Since each case will differ, a decision as to what type of offshore disclosure to make will depend on a many factors including, but not limited to:

  1. Whether the taxpayer self-prepared his or her tax returns or whether the returns were prepared by a CPA.
  2. Whether the taxpayer checked “no,” in response to disclosure question 7(a), Part III, Schedule B as to the existence of an interest in or signatory authority over a foreign financial account.
  3. If the taxpayer failed to file FBARs, whether he nonetheless reported all of the income derived from his or her foreign assets.
  4. The extent to which the taxpayer sought to evade Government detection of his or her foreign financial assets and any income associated therewith (nominee entity, foundation or straw person).
  5. Any special arrangement the taxpayer has or had with the bank (unnumbered account, hold mail, nominee officers and directors, etc.).
  6. The number and size of foreign financial accounts.
  7. The length of time the foreign financial accounts have been open.
  8. The purpose for opening the accounts.
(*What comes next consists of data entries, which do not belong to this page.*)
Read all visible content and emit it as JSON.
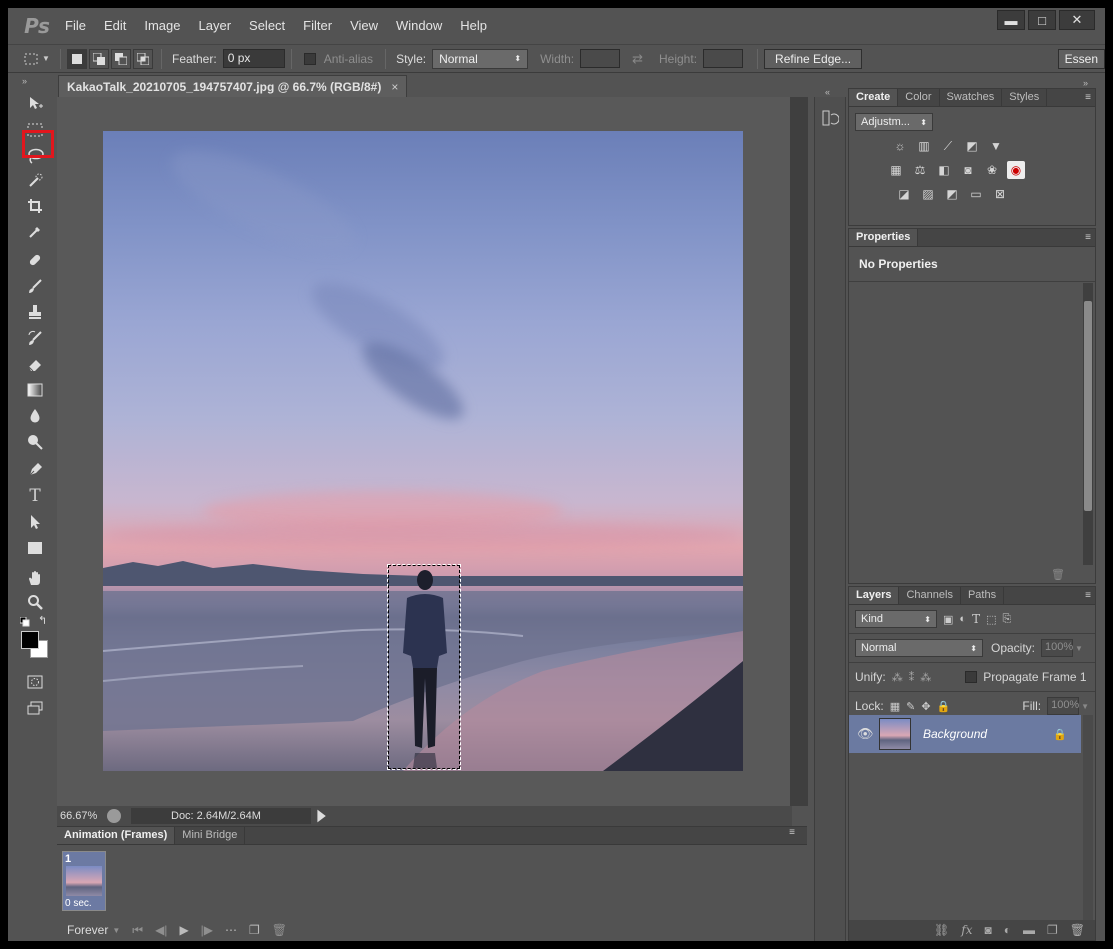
{
  "app": {
    "logo": "Ps"
  },
  "menu": [
    "File",
    "Edit",
    "Image",
    "Layer",
    "Select",
    "Filter",
    "View",
    "Window",
    "Help"
  ],
  "window_controls": {
    "minimize": "▬",
    "maximize": "□",
    "close": "✕"
  },
  "options": {
    "feather_label": "Feather:",
    "feather_value": "0 px",
    "antialias_label": "Anti-alias",
    "style_label": "Style:",
    "style_value": "Normal",
    "width_label": "Width:",
    "height_label": "Height:",
    "refine_edge": "Refine Edge...",
    "workspace": "Essen"
  },
  "document": {
    "tab_title": "KakaoTalk_20210705_194757407.jpg @ 66.7% (RGB/8#)",
    "close_glyph": "×"
  },
  "status": {
    "zoom": "66.67%",
    "doc": "Doc: 2.64M/2.64M"
  },
  "animation": {
    "tabs": [
      "Animation (Frames)",
      "Mini Bridge"
    ],
    "frame_number": "1",
    "frame_delay": "0 sec.",
    "loop": "Forever"
  },
  "adjust_panel": {
    "tabs": [
      "Create",
      "Color",
      "Swatches",
      "Styles"
    ],
    "select": "Adjustm..."
  },
  "properties": {
    "tab": "Properties",
    "body": "No Properties"
  },
  "layers": {
    "tabs": [
      "Layers",
      "Channels",
      "Paths"
    ],
    "kind": "Kind",
    "blend": "Normal",
    "opacity_label": "Opacity:",
    "opacity_value": "100%",
    "unify_label": "Unify:",
    "propagate_label": "Propagate Frame 1",
    "lock_label": "Lock:",
    "fill_label": "Fill:",
    "fill_value": "100%",
    "layer_name": "Background"
  },
  "colors": {
    "accent_red": "#e2161d",
    "ui_bg": "#535353",
    "layer_selected": "#6b7aa1"
  }
}
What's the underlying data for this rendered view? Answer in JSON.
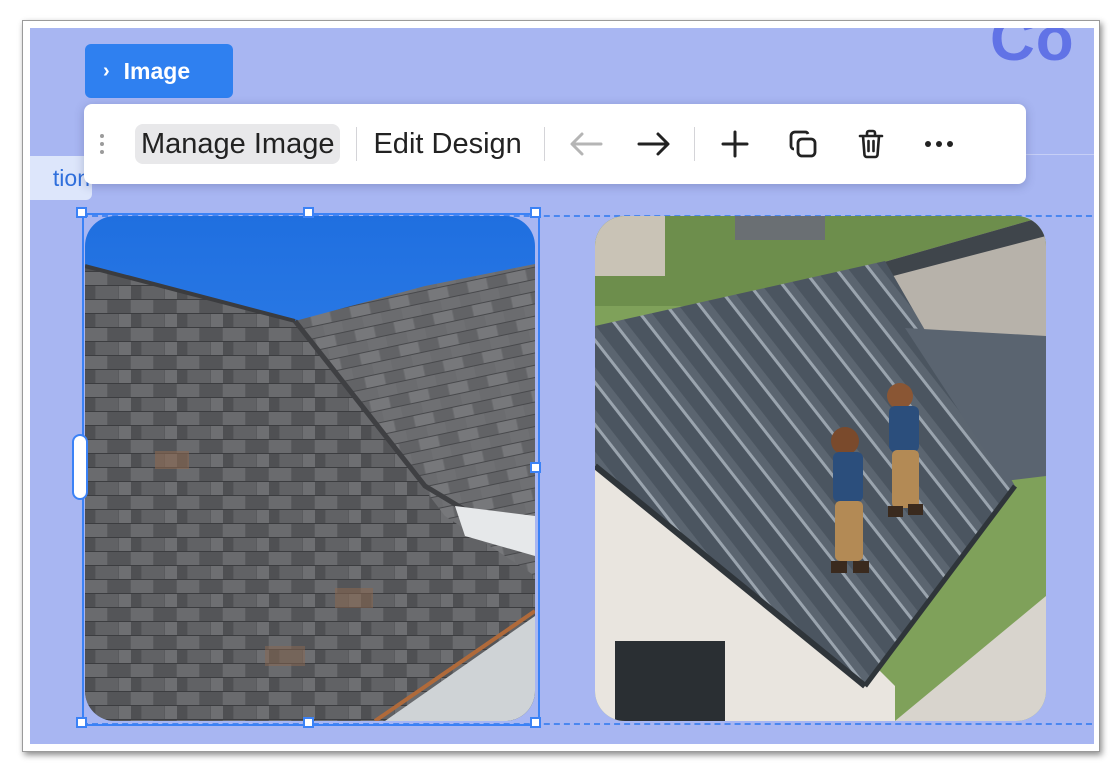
{
  "page": {
    "heading_fragment": "Co",
    "section_tag": "tion"
  },
  "element_chip": {
    "label": "Image",
    "chevron": "chevron-right-icon"
  },
  "toolbar": {
    "manage_image_label": "Manage Image",
    "edit_design_label": "Edit Design",
    "icons": [
      "drag-handle-icon",
      "arrow-left-icon",
      "arrow-right-icon",
      "plus-icon",
      "duplicate-icon",
      "trash-icon",
      "more-icon"
    ]
  },
  "images": [
    {
      "name": "shingle-roof-photo",
      "selected": true
    },
    {
      "name": "metal-roof-workers-photo",
      "selected": false
    }
  ],
  "colors": {
    "canvas_bg": "#a8b6f2",
    "accent": "#2f80f0",
    "selection": "#3b82f6",
    "heading": "#6173e6"
  }
}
  9. Whether the foreign financial accounts are active (regular deposits and withdrawals, or atm use) or dormant (no activity in account for extended period of time).
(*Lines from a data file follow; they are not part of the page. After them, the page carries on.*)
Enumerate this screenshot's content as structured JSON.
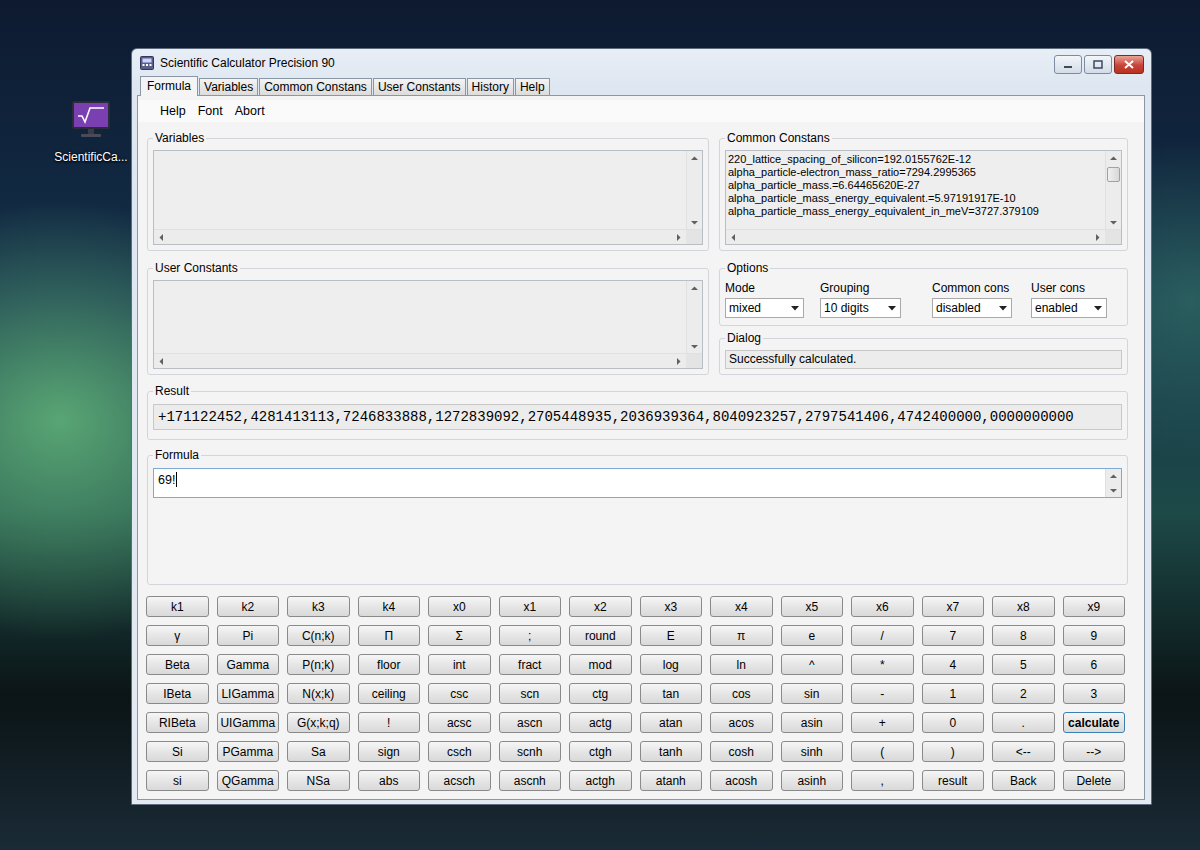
{
  "desktop": {
    "icons": [
      {
        "label": "ScientificCa..."
      }
    ]
  },
  "window": {
    "title": "Scientific Calculator Precision 90"
  },
  "tabs": [
    {
      "label": "Formula",
      "selected": true
    },
    {
      "label": "Variables",
      "selected": false
    },
    {
      "label": "Common Constans",
      "selected": false
    },
    {
      "label": "User Constants",
      "selected": false
    },
    {
      "label": "History",
      "selected": false
    },
    {
      "label": "Help",
      "selected": false
    }
  ],
  "menu": [
    "Help",
    "Font",
    "Abort"
  ],
  "variables": {
    "title": "Variables",
    "items": []
  },
  "common_constants": {
    "title": "Common Constans",
    "items": [
      "220_lattice_spacing_of_silicon=192.0155762E-12",
      "alpha_particle-electron_mass_ratio=7294.2995365",
      "alpha_particle_mass.=6.64465620E-27",
      "alpha_particle_mass_energy_equivalent.=5.97191917E-10",
      "alpha_particle_mass_energy_equivalent_in_meV=3727.379109"
    ]
  },
  "user_constants": {
    "title": "User Constants",
    "items": []
  },
  "options": {
    "title": "Options",
    "fields": [
      {
        "label": "Mode",
        "value": "mixed"
      },
      {
        "label": "Grouping",
        "value": "10 digits"
      },
      {
        "label": "Common cons",
        "value": "disabled"
      },
      {
        "label": "User cons",
        "value": "enabled"
      }
    ]
  },
  "dialog": {
    "title": "Dialog",
    "message": "Successfully calculated."
  },
  "result": {
    "title": "Result",
    "value": "+171122452,4281413113,7246833888,1272839092,2705448935,2036939364,8040923257,2797541406,4742400000,0000000000"
  },
  "formula": {
    "title": "Formula",
    "value": "69!"
  },
  "keypad": {
    "rows": [
      [
        {
          "label": "k1",
          "default": false
        },
        {
          "label": "k2",
          "default": false
        },
        {
          "label": "k3",
          "default": false
        },
        {
          "label": "k4",
          "default": false
        },
        {
          "label": "x0",
          "default": false
        },
        {
          "label": "x1",
          "default": false
        },
        {
          "label": "x2",
          "default": false
        },
        {
          "label": "x3",
          "default": false
        },
        {
          "label": "x4",
          "default": false
        },
        {
          "label": "x5",
          "default": false
        },
        {
          "label": "x6",
          "default": false
        },
        {
          "label": "x7",
          "default": false
        },
        {
          "label": "x8",
          "default": false
        },
        {
          "label": "x9",
          "default": false
        }
      ],
      [
        {
          "label": "γ",
          "default": false
        },
        {
          "label": "Pi",
          "default": false
        },
        {
          "label": "C(n;k)",
          "default": false
        },
        {
          "label": "Π",
          "default": false
        },
        {
          "label": "Σ",
          "default": false
        },
        {
          "label": ";",
          "default": false
        },
        {
          "label": "round",
          "default": false
        },
        {
          "label": "E",
          "default": false
        },
        {
          "label": "π",
          "default": false
        },
        {
          "label": "e",
          "default": false
        },
        {
          "label": "/",
          "default": false
        },
        {
          "label": "7",
          "default": false
        },
        {
          "label": "8",
          "default": false
        },
        {
          "label": "9",
          "default": false
        }
      ],
      [
        {
          "label": "Beta",
          "default": false
        },
        {
          "label": "Gamma",
          "default": false
        },
        {
          "label": "P(n;k)",
          "default": false
        },
        {
          "label": "floor",
          "default": false
        },
        {
          "label": "int",
          "default": false
        },
        {
          "label": "fract",
          "default": false
        },
        {
          "label": "mod",
          "default": false
        },
        {
          "label": "log",
          "default": false
        },
        {
          "label": "ln",
          "default": false
        },
        {
          "label": "^",
          "default": false
        },
        {
          "label": "*",
          "default": false
        },
        {
          "label": "4",
          "default": false
        },
        {
          "label": "5",
          "default": false
        },
        {
          "label": "6",
          "default": false
        }
      ],
      [
        {
          "label": "IBeta",
          "default": false
        },
        {
          "label": "LIGamma",
          "default": false
        },
        {
          "label": "N(x;k)",
          "default": false
        },
        {
          "label": "ceiling",
          "default": false
        },
        {
          "label": "csc",
          "default": false
        },
        {
          "label": "scn",
          "default": false
        },
        {
          "label": "ctg",
          "default": false
        },
        {
          "label": "tan",
          "default": false
        },
        {
          "label": "cos",
          "default": false
        },
        {
          "label": "sin",
          "default": false
        },
        {
          "label": "-",
          "default": false
        },
        {
          "label": "1",
          "default": false
        },
        {
          "label": "2",
          "default": false
        },
        {
          "label": "3",
          "default": false
        }
      ],
      [
        {
          "label": "RIBeta",
          "default": false
        },
        {
          "label": "UIGamma",
          "default": false
        },
        {
          "label": "G(x;k;q)",
          "default": false
        },
        {
          "label": "!",
          "default": false
        },
        {
          "label": "acsc",
          "default": false
        },
        {
          "label": "ascn",
          "default": false
        },
        {
          "label": "actg",
          "default": false
        },
        {
          "label": "atan",
          "default": false
        },
        {
          "label": "acos",
          "default": false
        },
        {
          "label": "asin",
          "default": false
        },
        {
          "label": "+",
          "default": false
        },
        {
          "label": "0",
          "default": false
        },
        {
          "label": ".",
          "default": false
        },
        {
          "label": "calculate",
          "default": true
        }
      ],
      [
        {
          "label": "Si",
          "default": false
        },
        {
          "label": "PGamma",
          "default": false
        },
        {
          "label": "Sa",
          "default": false
        },
        {
          "label": "sign",
          "default": false
        },
        {
          "label": "csch",
          "default": false
        },
        {
          "label": "scnh",
          "default": false
        },
        {
          "label": "ctgh",
          "default": false
        },
        {
          "label": "tanh",
          "default": false
        },
        {
          "label": "cosh",
          "default": false
        },
        {
          "label": "sinh",
          "default": false
        },
        {
          "label": "(",
          "default": false
        },
        {
          "label": ")",
          "default": false
        },
        {
          "label": "<--",
          "default": false
        },
        {
          "label": "-->",
          "default": false
        }
      ],
      [
        {
          "label": "si",
          "default": false
        },
        {
          "label": "QGamma",
          "default": false
        },
        {
          "label": "NSa",
          "default": false
        },
        {
          "label": "abs",
          "default": false
        },
        {
          "label": "acsch",
          "default": false
        },
        {
          "label": "ascnh",
          "default": false
        },
        {
          "label": "actgh",
          "default": false
        },
        {
          "label": "atanh",
          "default": false
        },
        {
          "label": "acosh",
          "default": false
        },
        {
          "label": "asinh",
          "default": false
        },
        {
          "label": ",",
          "default": false
        },
        {
          "label": "result",
          "default": false
        },
        {
          "label": "Back",
          "default": false
        },
        {
          "label": "Delete",
          "default": false
        }
      ]
    ]
  }
}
  10. The taxpayer’s efforts to familiarize himself with the FBAR filing and return disclosure requirements.
  11. The taxpayer’s efforts to ascertain the selected tax professional’s competence in connection with the FBAR financial reporting requirements and disclosure rules.
  12. Where the taxpayer used a third party preparer, whether he or she completed a tax organizer.
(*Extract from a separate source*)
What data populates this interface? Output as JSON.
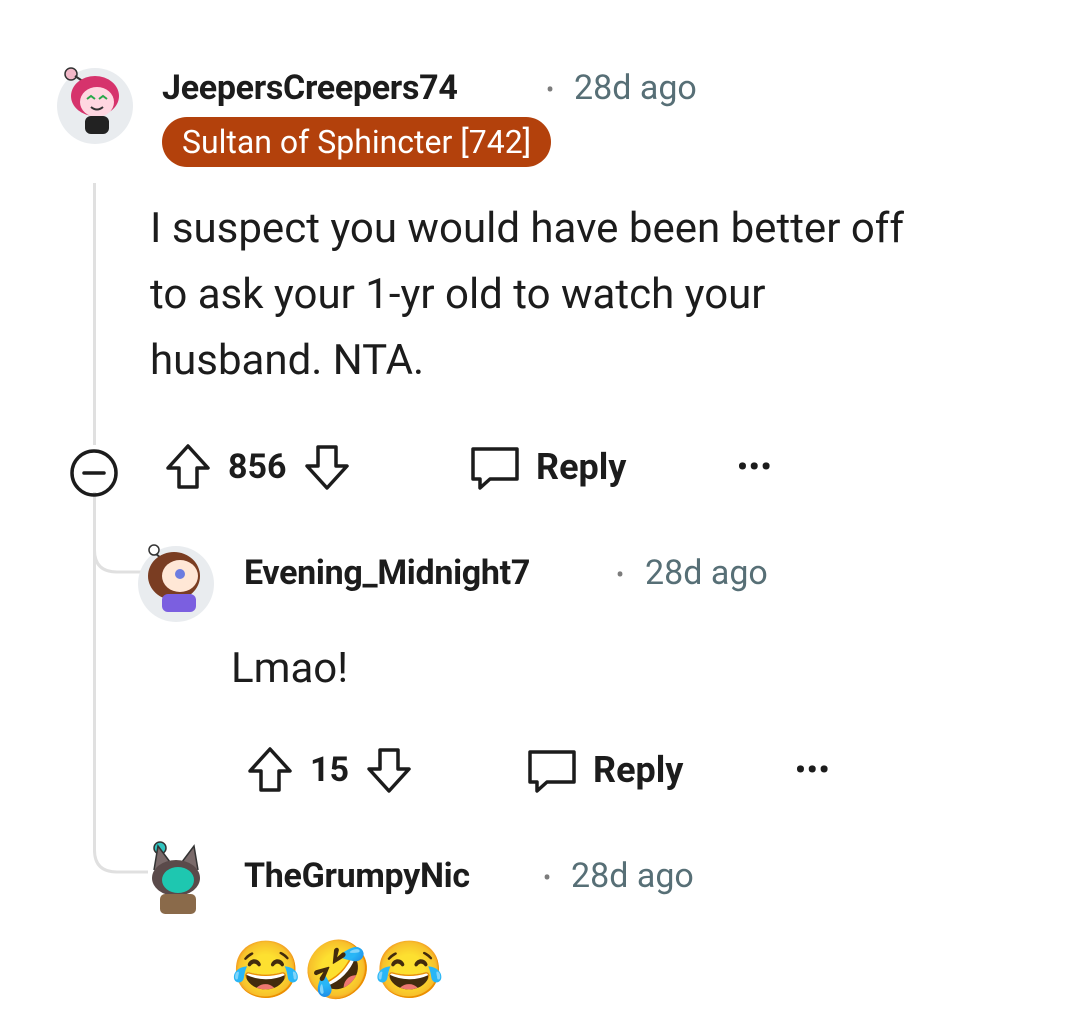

  13. The existence of any written communications between the taxpayer and third party tax return preparer related to the existence of foreign financial accounts and the reporting requirements.
  14. Whether the taxpayer provided the third party return preparer with sufficient documentation from which the return preparer could determine FBAR filing requirements and other return filing obligations.
  15. Whether the taxpayer sought and obtained written advice from a tax attorney, independent from any advice he or she may have received from the tax return preparer.
  16. The taxpayer’s level of education and sophistication.
  17. The source of funds deposited into the accounts; (inheritance, after tax savings, etc.).
  18. Whether the source of the funds in the foreign financial accounts is the by-product of legal vs criminal activity.
  19. Taxpayer’s history with the IRS.
  20. Whether the taxpayer has prior FBAR violations.
  21. Whether a civil fraud penalty has ever been assessed against the taxpayer.
  22. The existence of a current or past civil or criminal investigation by the IRS or other Government agency (i.e. SEC).
  23. Whether the taxpayer was ever convicted of a felony.

The preceding represents some, but certainly not all, of the factors to be considered when deciding which method of disclosure to be used, or whether to opt out of the OVDP. Taxpayers are best served when they consult with a seasoned tax attorney, who has both the knowledge and experience with offshore disclosures. While some may be tempted to use a CPA or enrolled agent, these professionals generally lack the ability to understand the legal and financial implications associated with such a decision. Nor do they understand the discovery and the rules of evidence. In fact, these professionals often-times become fact witnesses in both civil and criminal FBAR cases.

The takeaway is simple, offshore disclosures are becoming much more complicated due to the changing legal landscape as well as the new rules related to voluntary disclosure practice that were announced in November of 2018. Equally important, the Government has had a succession of FBAR victories, both civil and criminal, and as such, is now emboldened.